Buyers should also conduct comprehensive reviews of a target company’s intellectual property and patents, ensuring the patents have been filed correctly and remain valid, and the candidate’s IP travels with the business to the acquirer after the close of the transaction. AI applications, for example, are an emerging IP concern in acquistions, notes Ruck. “AI ingests an enormous amount of data, mixes it with other data and then reformats it into something else—a new work that is subsequently patented. We’ve seen this happen in music and with drug formulations. But the unanswered question that goes to the value of a merger or acquisition is whether the AI has infringed on existing patent protections.”

The answer entails examining the trail of data leading up to the development of the new work. In recent years, a cottage industry of forensic data analysts has emerged to conduct such backwards reviews. 

An acquired company’s products and services may also become obsolete in the foreseeable future. “Frankly, if AI can supplement or replace essential services in which the judgment of people is applied to produce value and financial results, an entire business may become obsolete,” Ruck says.

Finally, board members must be attuned to the transformations of their competitors and non-competitors, as well as those of the companies they acquire. “I often worked with CEOs who were fairly narrow in how they perceived competitive threats,” says Ryan, a former consultant who served as CEO at Deloitte Advisory. “You need to be looking at the entire horizon—the possibility that a competitor will develop something that quickly makes your products or services obsolete. Competitive intelligence is crucial.”

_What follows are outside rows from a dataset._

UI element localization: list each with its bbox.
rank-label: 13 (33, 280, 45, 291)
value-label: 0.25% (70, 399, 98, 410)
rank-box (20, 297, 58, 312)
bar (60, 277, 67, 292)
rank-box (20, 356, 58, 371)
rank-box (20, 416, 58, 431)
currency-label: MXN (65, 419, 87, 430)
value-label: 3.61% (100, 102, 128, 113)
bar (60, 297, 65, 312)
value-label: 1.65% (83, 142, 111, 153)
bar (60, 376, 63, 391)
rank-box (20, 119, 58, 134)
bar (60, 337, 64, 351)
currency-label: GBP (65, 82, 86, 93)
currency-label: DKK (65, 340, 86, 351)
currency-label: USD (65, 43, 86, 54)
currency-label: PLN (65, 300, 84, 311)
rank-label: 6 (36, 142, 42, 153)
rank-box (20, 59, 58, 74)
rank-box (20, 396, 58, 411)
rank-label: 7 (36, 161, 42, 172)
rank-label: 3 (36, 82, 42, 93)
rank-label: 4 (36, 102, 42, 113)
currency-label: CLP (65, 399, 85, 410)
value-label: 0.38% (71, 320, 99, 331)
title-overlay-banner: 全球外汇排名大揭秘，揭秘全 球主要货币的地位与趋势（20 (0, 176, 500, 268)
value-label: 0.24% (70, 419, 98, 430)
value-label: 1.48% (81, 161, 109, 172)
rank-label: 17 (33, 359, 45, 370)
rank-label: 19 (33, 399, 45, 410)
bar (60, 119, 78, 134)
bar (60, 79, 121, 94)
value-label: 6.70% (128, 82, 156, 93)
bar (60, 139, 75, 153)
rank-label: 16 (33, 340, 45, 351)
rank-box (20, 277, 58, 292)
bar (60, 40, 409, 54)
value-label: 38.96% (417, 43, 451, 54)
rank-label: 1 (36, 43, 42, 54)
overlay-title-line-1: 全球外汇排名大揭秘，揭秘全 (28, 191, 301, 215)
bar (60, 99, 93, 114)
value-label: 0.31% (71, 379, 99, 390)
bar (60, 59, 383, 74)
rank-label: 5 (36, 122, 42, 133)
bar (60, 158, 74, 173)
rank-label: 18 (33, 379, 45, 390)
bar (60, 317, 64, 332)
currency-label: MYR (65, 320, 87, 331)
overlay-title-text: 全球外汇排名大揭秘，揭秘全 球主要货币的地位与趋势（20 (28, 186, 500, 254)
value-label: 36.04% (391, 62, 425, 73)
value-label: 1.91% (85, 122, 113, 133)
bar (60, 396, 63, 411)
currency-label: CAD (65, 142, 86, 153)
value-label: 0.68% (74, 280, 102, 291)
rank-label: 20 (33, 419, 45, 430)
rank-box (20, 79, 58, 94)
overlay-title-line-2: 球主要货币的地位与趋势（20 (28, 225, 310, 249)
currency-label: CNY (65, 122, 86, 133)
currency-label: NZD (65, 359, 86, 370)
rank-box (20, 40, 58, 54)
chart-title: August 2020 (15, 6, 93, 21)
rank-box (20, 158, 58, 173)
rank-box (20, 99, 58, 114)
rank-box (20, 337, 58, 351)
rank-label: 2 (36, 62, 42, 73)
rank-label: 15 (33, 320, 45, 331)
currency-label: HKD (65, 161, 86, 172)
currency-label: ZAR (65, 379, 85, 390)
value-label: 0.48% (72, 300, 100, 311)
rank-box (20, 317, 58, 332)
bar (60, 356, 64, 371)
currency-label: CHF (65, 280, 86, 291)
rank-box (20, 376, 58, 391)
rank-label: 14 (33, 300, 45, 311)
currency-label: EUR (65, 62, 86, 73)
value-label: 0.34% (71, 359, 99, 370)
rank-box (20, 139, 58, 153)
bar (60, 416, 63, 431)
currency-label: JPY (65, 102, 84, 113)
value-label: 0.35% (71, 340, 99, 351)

Balancing the need to ensure adequate M&A due diligence with the CEO’s desire for rapid transformation can be challenging. “If I think I need to fundamentally change my business within 10 years and do it in part through acquisitions and divestitures, a losing fight with the FTC that could last a year or more puts me back at square one, looking for another deal,” says Horowitz. 

Or, as Ruck puts it, “The question is not, ‘Can I afford to wait two years to get a deal done?’ but rather, ‘Can I afford not to?’” The clock is always ticking.